Ecco che allora la mia identità culturale (e credo di altri)  è questa mia incredulità, questa mia solitudine, che mi designa - fra coloro che credono o si sentono enfaticamente a casa propria, con lingua ripristinata e “sentimentalizzata”(come ben poco lo fu per l’addietro), con l’ abbigliamento festoso e fastoso del sogno, col canto del sogno, con la morale del sogno, col familismo buono del sogno, la  religione, la mitologia, le costumanze del sogno, le nenie e i balli del sogno, gli ornamenti del sogno, il patriarcato del sogno e il matriarcato di risulta dicevo mi designa, come una straniera o, peggio, un’apolide. Perché in definitiva neppure mi sento a pieno titolo cittadina del modo europeo di concepire il resto del mondo e le sue plaghe interne, né di concepire l’assoluta bontà dei suoi valori, perché pure questi stanno rischiando di diventare gusci vuoti.

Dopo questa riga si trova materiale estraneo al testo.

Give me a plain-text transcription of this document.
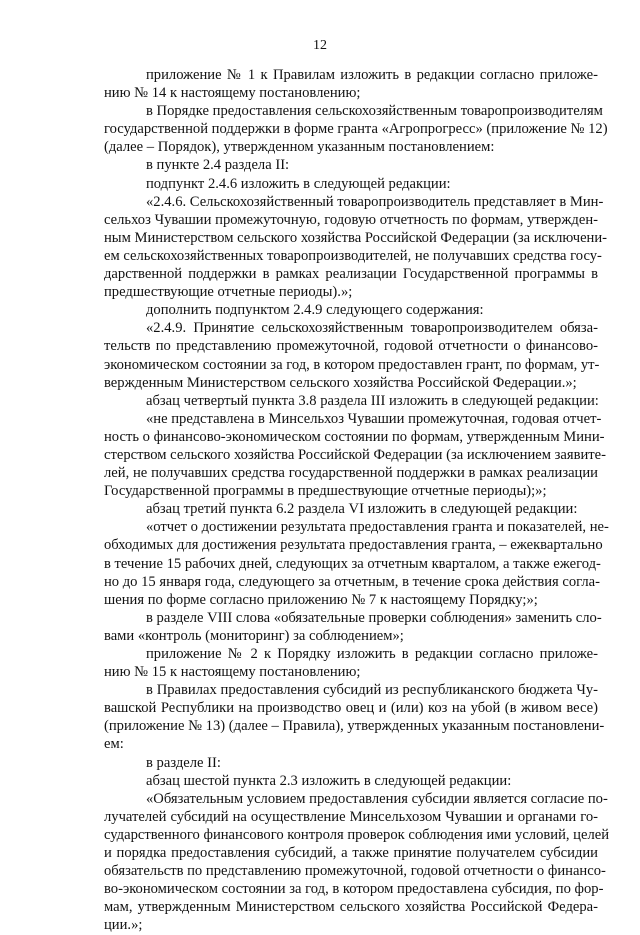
12
приложение № 1 к Правилам изложить в редакции согласно приложе-
нию № 14 к настоящему постановлению;
в Порядке предоставления сельскохозяйственным товаропроизводителям
государственной поддержки в форме гранта «Агропрогресс» (приложение № 12)
(далее – Порядок), утвержденном указанным постановлением:
в пункте 2.4 раздела II:
подпункт 2.4.6 изложить в следующей редакции:
«2.4.6. Сельскохозяйственный товаропроизводитель представляет в Мин-
сельхоз Чувашии промежуточную, годовую отчетность по формам, утвержден-
ным Министерством сельского хозяйства Российской Федерации (за исключени-
ем сельскохозяйственных товаропроизводителей, не получавших средства госу-
дарственной поддержки в рамках реализации Государственной программы в
предшествующие отчетные периоды).»;
дополнить подпунктом 2.4.9 следующего содержания:
«2.4.9. Принятие сельскохозяйственным товаропроизводителем обяза-
тельств по представлению промежуточной, годовой отчетности о финансово-
экономическом состоянии за год, в котором предоставлен грант, по формам, ут-
вержденным Министерством сельского хозяйства Российской Федерации.»;
абзац четвертый пункта 3.8 раздела III изложить в следующей редакции:
«не представлена в Минсельхоз Чувашии промежуточная, годовая отчет-
ность о финансово-экономическом состоянии по формам, утвержденным Мини-
стерством сельского хозяйства Российской Федерации (за исключением заявите-
лей, не получавших средства государственной поддержки в рамках реализации
Государственной программы в предшествующие отчетные периоды);»;
абзац третий пункта 6.2 раздела VI изложить в следующей редакции:
«отчет о достижении результата предоставления гранта и показателей, не-
обходимых для достижения результата предоставления гранта, – ежеквартально
в течение 15 рабочих дней, следующих за отчетным кварталом, а также ежегод-
но до 15 января года, следующего за отчетным, в течение срока действия согла-
шения по форме согласно приложению № 7 к настоящему Порядку;»;
в разделе VIII слова «обязательные проверки соблюдения» заменить сло-
вами «контроль (мониторинг) за соблюдением»;
приложение № 2 к Порядку изложить в редакции согласно приложе-
нию № 15 к настоящему постановлению;
в Правилах предоставления субсидий из республиканского бюджета Чу-
вашской Республики на производство овец и (или) коз на убой (в живом весе)
(приложение № 13) (далее – Правила), утвержденных указанным постановлени-
ем:
в разделе II:
абзац шестой пункта 2.3 изложить в следующей редакции:
«Обязательным условием предоставления субсидии является согласие по-
лучателей субсидий на осуществление Минсельхозом Чувашии и органами го-
сударственного финансового контроля проверок соблюдения ими условий, целей
и порядка предоставления субсидий, а также принятие получателем субсидии
обязательств по представлению промежуточной, годовой отчетности о финансо-
во-экономическом состоянии за год, в котором предоставлена субсидия, по фор-
мам, утвержденным Министерством сельского хозяйства Российской Федера-
ции.»;
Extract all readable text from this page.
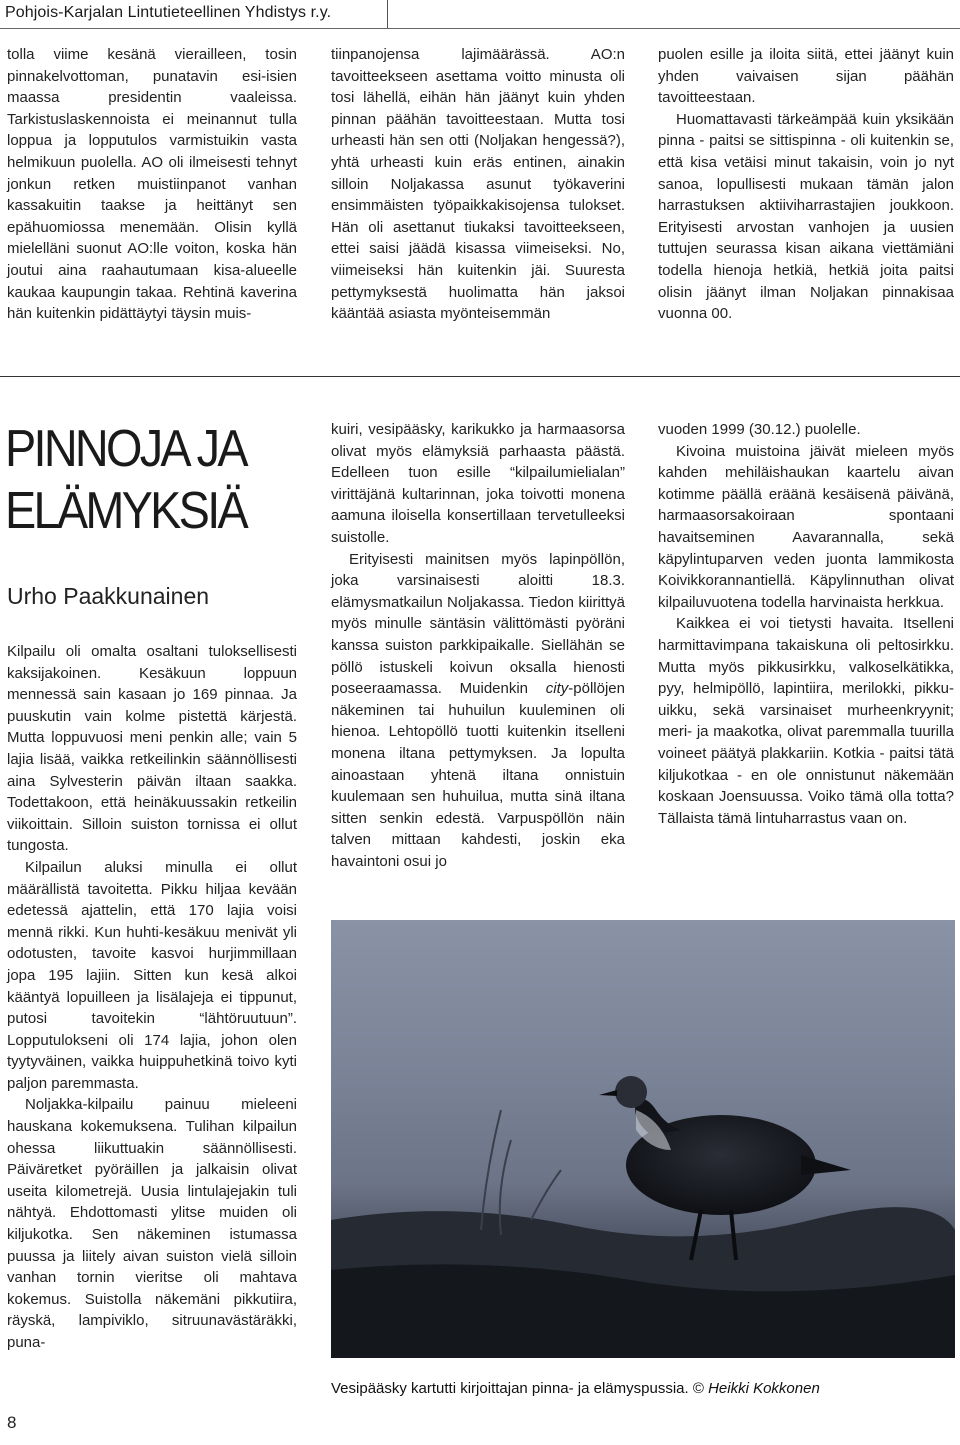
Pohjois-Karjalan Lintutieteellinen Yhdistys r.y.

tolla viime kesänä vierailleen, tosin pinnakelvottoman, punatavin esi-isien maassa presidentin vaaleissa. Tarkistuslaskennoista ei meinannut tulla loppua ja lopputulos varmistuikin vasta helmikuun puolella. AO oli ilmeisesti tehnyt jonkun retken muistiinpanot vanhan kassakuitin taakse ja heittänyt sen epähuomiossa menemään. Olisin kyllä mielelläni suonut AO:lle voiton, koska hän joutui aina raahautumaan kisa-alueelle kaukaa kaupungin takaa. Rehtinä kaverina hän kuitenkin pidättäytyi täysin muis-

tiinpanojensa lajimäärässä. AO:n tavoitteekseen asettama voitto minusta oli tosi lähellä, eihän hän jäänyt kuin yhden pinnan päähän tavoitteestaan. Mutta tosi urheasti hän sen otti (Noljakan hengessä?), yhtä urheasti kuin eräs entinen, ainakin silloin Noljakassa asunut työkaverini ensimmäisten työpaikkakisojensa tulokset. Hän oli asettanut tiukaksi tavoitteekseen, ettei saisi jäädä kisassa viimeiseksi. No, viimeiseksi hän kuitenkin jäi. Suuresta pettymyksestä huolimatta hän jaksoi kääntää asiasta myönteisemmän

puolen esille ja iloita siitä, ettei jäänyt kuin yhden vaivaisen sijan päähän tavoitteestaan.

Huomattavasti tärkeämpää kuin yksikään pinna - paitsi se sittispinna - oli kuitenkin se, että kisa vetäisi minut takaisin, voin jo nyt sanoa, lopullisesti mukaan tämän jalon harrastuksen aktiiviharrastajien joukkoon. Erityisesti arvostan vanhojen ja uusien tuttujen seurassa kisan aikana viettämiäni todella hienoja hetkiä, hetkiä joita paitsi olisin jäänyt ilman Noljakan pinnakisaa vuonna 00.

PINNOJA JA
ELÄMYKSIÄ
Urho Paakkunainen

Kilpailu oli omalta osaltani tuloksellisesti kaksijakoinen. Kesäkuun loppuun mennessä sain kasaan jo 169 pinnaa. Ja puuskutin vain kolme pistettä kärjestä. Mutta loppuvuosi meni penkin alle; vain 5 lajia lisää, vaikka retkeilinkin säännöllisesti aina Sylvesterin päivän iltaan saakka. Todettakoon, että heinäkuussakin retkeilin viikoittain. Silloin suiston tornissa ei ollut tungosta.

Kilpailun aluksi minulla ei ollut määrällistä tavoitetta. Pikku hiljaa kevään edetessä ajattelin, että 170 lajia voisi mennä rikki. Kun huhti-kesäkuu menivät yli odotusten, tavoite kasvoi hurjimmillaan jopa 195 lajiin. Sitten kun kesä alkoi kääntyä lopuilleen ja lisälajeja ei tippunut, putosi tavoitekin “lähtöruutuun”. Lopputulokseni oli 174 lajia, johon olen tyytyväinen, vaikka huippuhetkinä toivo kyti paljon paremmasta.

Noljakka-kilpailu painuu mieleeni hauskana kokemuksena. Tulihan kilpailun ohessa liikuttuakin säännöllisesti. Päiväretket pyöräillen ja jalkaisin olivat useita kilometrejä. Uusia lintulajejakin tuli nähtyä. Ehdottomasti ylitse muiden oli kiljukotka. Sen näkeminen istumassa puussa ja liitely aivan suiston vielä silloin vanhan tornin vieritse oli mahtava kokemus. Suistolla näkemäni pikkutiira, räyskä, lampiviklo, sitruunavästäräkki, puna-

kuiri, vesipääsky, karikukko ja harmaasorsa olivat myös elämyksiä parhaasta päästä. Edelleen tuon esille “kilpailumielialan” virittäjänä kultarinnan, joka toivotti monena aamuna iloisella konsertillaan tervetulleeksi suistolle.

Erityisesti mainitsen myös lapinpöllön, joka varsinaisesti aloitti 18.3. elämysmatkailun Noljakassa. Tiedon kiirittyä myös minulle säntäsin välittömästi pyöräni kanssa suiston parkkipaikalle. Siellähän se pöllö istuskeli koivun oksalla hienosti poseeraamassa. Muidenkin city-pöllöjen näkeminen tai huhuilun kuuleminen oli hienoa. Lehtopöllö tuotti kuitenkin itselleni monena iltana pettymyksen. Ja lopulta ainoastaan yhtenä iltana onnistuin kuulemaan sen huhuilua, mutta sinä iltana sitten senkin edestä. Varpuspöllön näin talven mittaan kahdesti, joskin eka havaintoni osui jo

vuoden 1999 (30.12.) puolelle.

Kivoina muistoina jäivät mieleen myös kahden mehiläishaukan kaartelu aivan kotimme päällä eräänä kesäisenä päivänä, harmaasorsakoiraan spontaani havaitseminen Aavarannalla, sekä käpylintuparven veden juonta lammikosta Koivikkorannantiellä. Käpylinnuthan olivat kilpailuvuotena todella harvinaista herkkua.

Kaikkea ei voi tietysti havaita. Itselleni harmittavimpana takaiskuna oli peltosirkku. Mutta myös pikkusirkku, valkoselkätikka, pyy, helmipöllö, lapintiira, merilokki, pikku-uikku, sekä varsinaiset murheenkryynit; meri- ja maakotka, olivat paremmalla tuurilla voineet päätyä plakkariin. Kotkia - paitsi tätä kiljukotkaa - en ole onnistunut näkemään koskaan Joensuussa. Voiko tämä olla totta? Tällaista tämä lintuharrastus vaan on.

Vesipääsky kartutti kirjoittajan pinna- ja elämyspussia. © Heikki Kokkonen
8
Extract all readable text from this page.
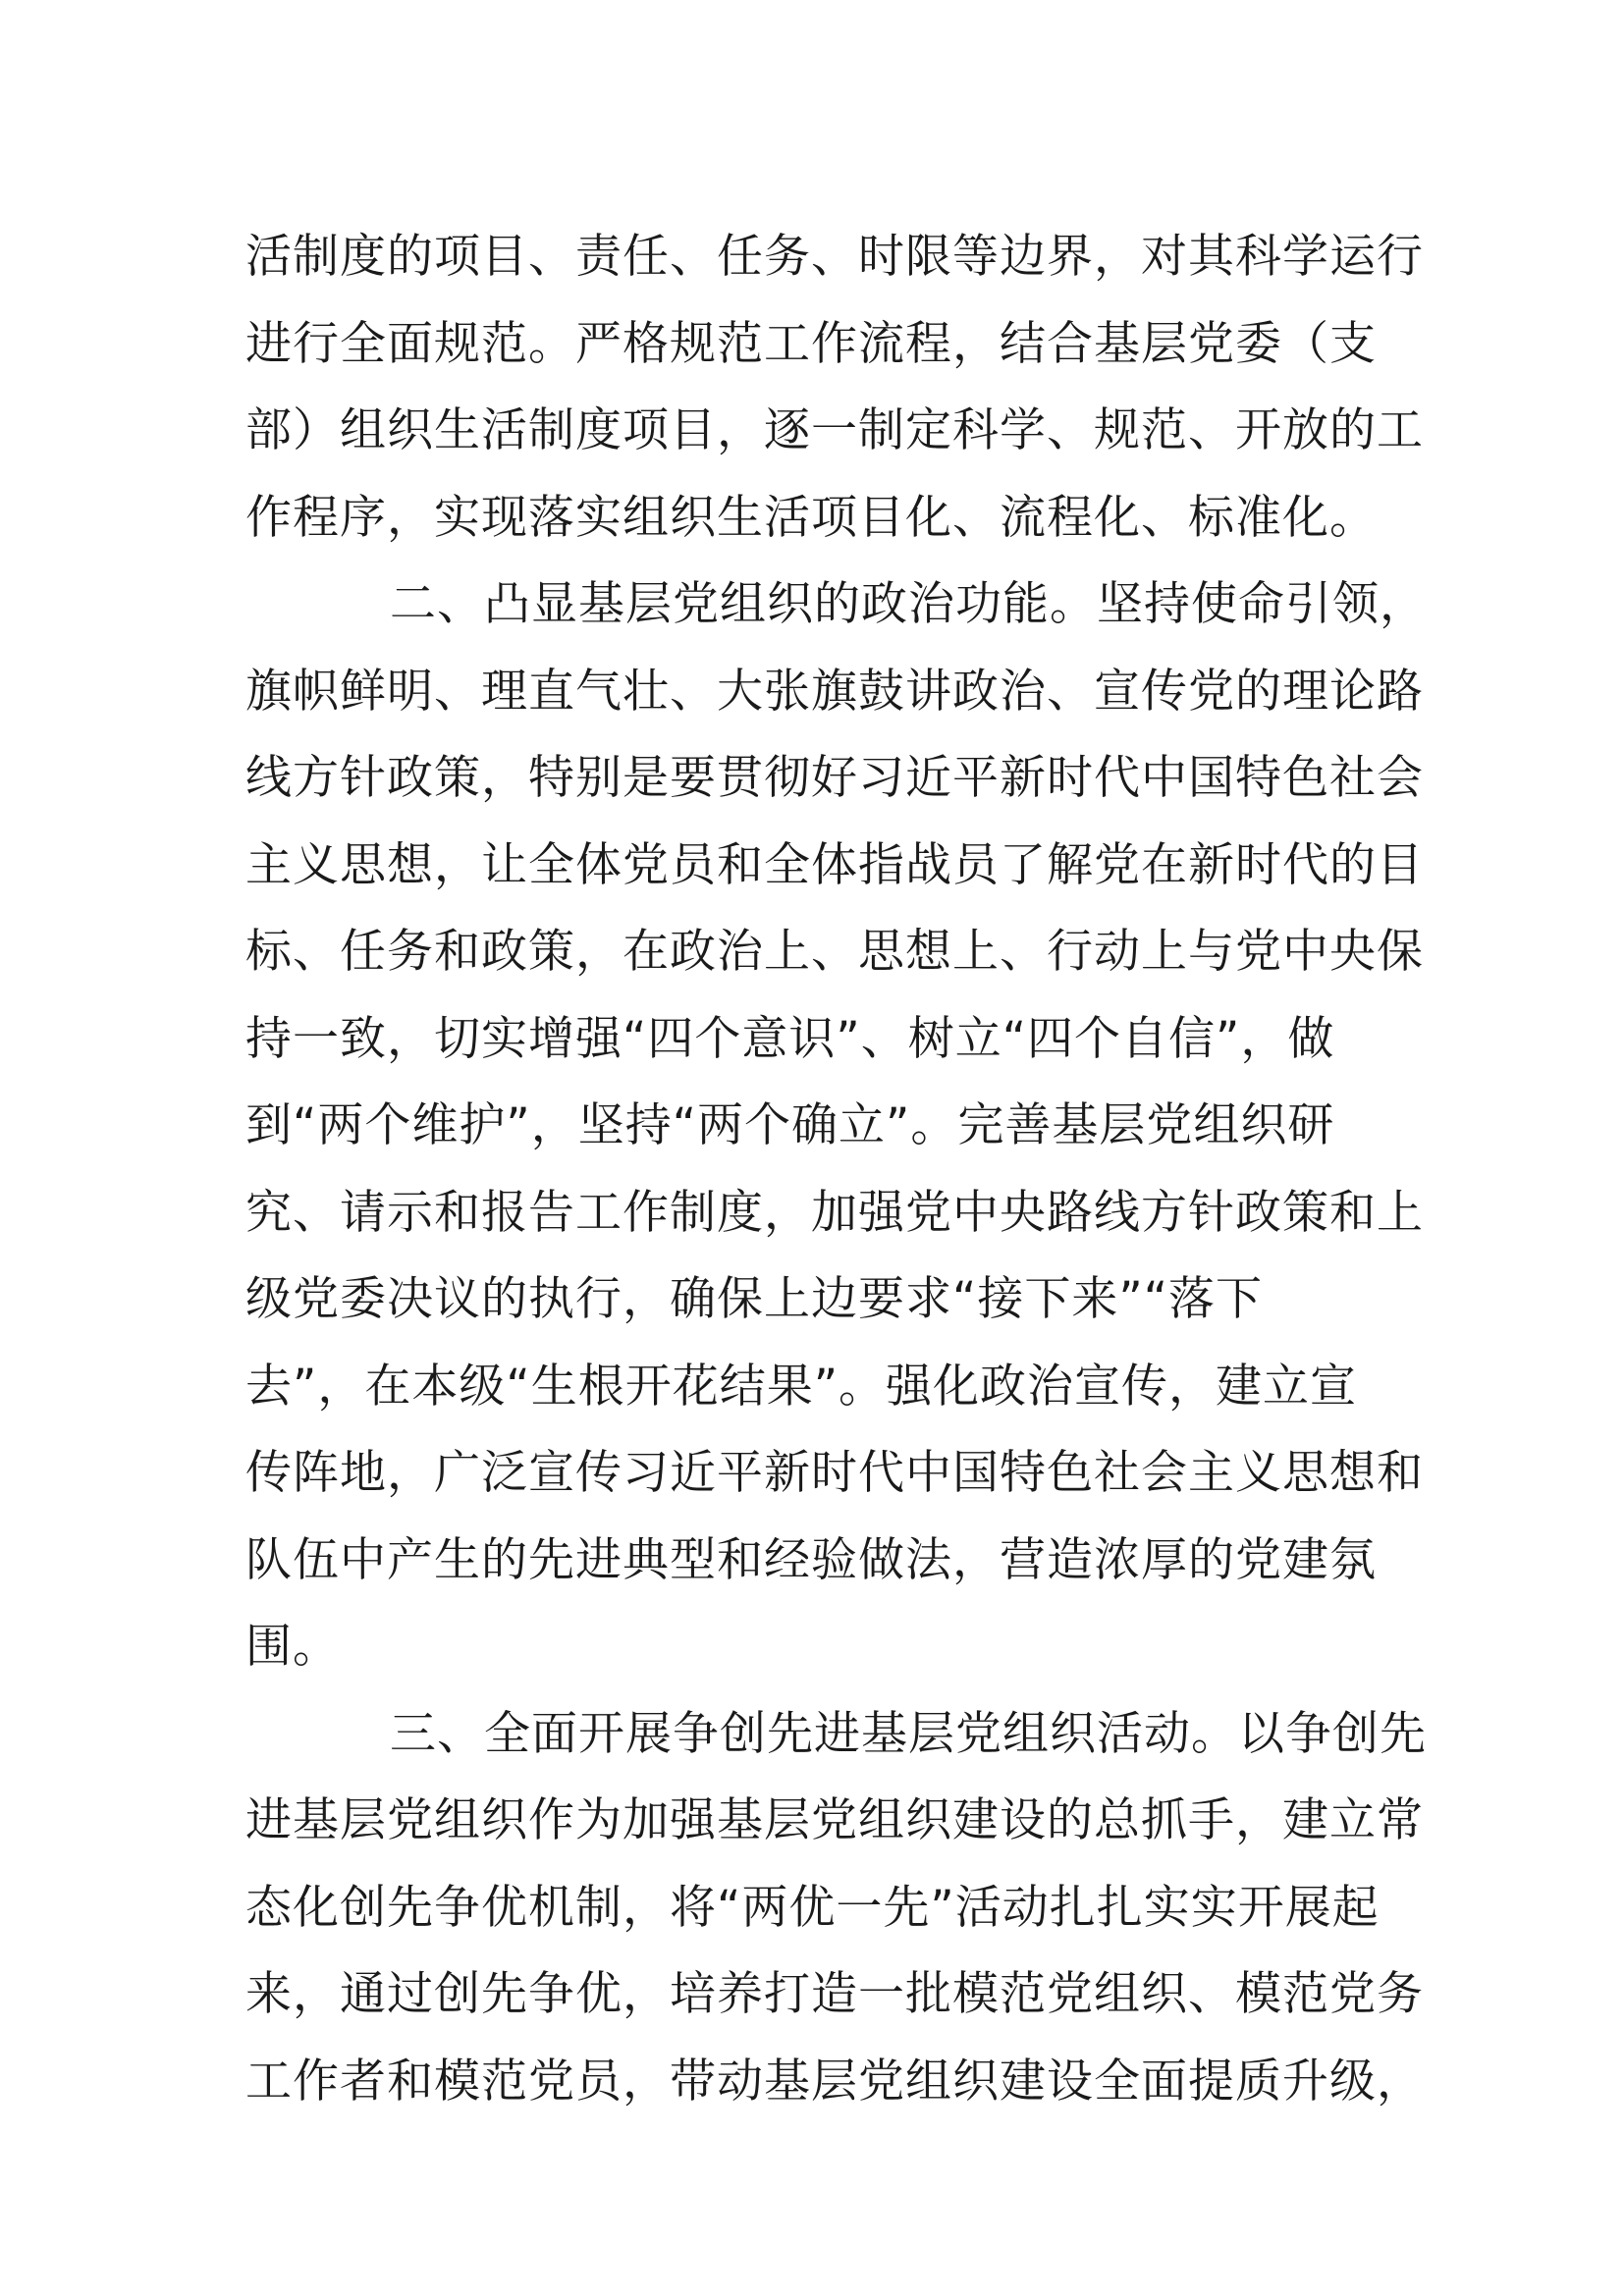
活制度的项目、责任、任务、时限等边界，对其科学运行
进行全面规范。严格规范工作流程，结合基层党委（支
部）组织生活制度项目，逐一制定科学、规范、开放的工
作程序，实现落实组织生活项目化、流程化、标准化。
二、凸显基层党组织的政治功能。坚持使命引领，
旗帜鲜明、理直气壮、大张旗鼓讲政治、宣传党的理论路
线方针政策，特别是要贯彻好习近平新时代中国特色社会
主义思想，让全体党员和全体指战员了解党在新时代的目
标、任务和政策，在政治上、思想上、行动上与党中央保
持一致，切实增强“四个意识”、树立“四个自信”，做
到“两个维护”，坚持“两个确立”。完善基层党组织研
究、请示和报告工作制度，加强党中央路线方针政策和上
级党委决议的执行，确保上边要求“接下来”“落下
去”，在本级“生根开花结果”。强化政治宣传，建立宣
传阵地，广泛宣传习近平新时代中国特色社会主义思想和
队伍中产生的先进典型和经验做法，营造浓厚的党建氛
围。
三、全面开展争创先进基层党组织活动。以争创先
进基层党组织作为加强基层党组织建设的总抓手，建立常
态化创先争优机制，将“两优一先”活动扎扎实实开展起
来，通过创先争优，培养打造一批模范党组织、模范党务
工作者和模范党员，带动基层党组织建设全面提质升级，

Dove sta,dunque, la mia identità se non fuori,  in un non-paese, nello sdegno degli inquietanti, nell’odore detestabile degli invisibili.  Sdegno represso, spostato, ammutolito, calpestato, talora sublimato in parole faticose, perché non c’è lingua che non trovi nei suoi recessi o nel bric à brac del suo quotidiano i suoni e i segni per riscontri possibili di verità scomode, quelle che gli specchi ben organizzati non riescono ad assemblare e restituire alla mente e al cuore dubbiosi
Su tutto questo e sull’eco minacciosa del suo moto tettonico, non pochi si concedono il paradiso di parole autoconsolatorie, in sardo, in italiano e così via.
Ribellione proattiva? Chi è così credibile oggi da farsene vessillifero e promuovere seguiti? Bisogna costruire i caratteri e il carattere collettivo? Forse, sì. Ma questa istanza non pare avere ancora padri e madri o, chi sa, virgulti o scuole.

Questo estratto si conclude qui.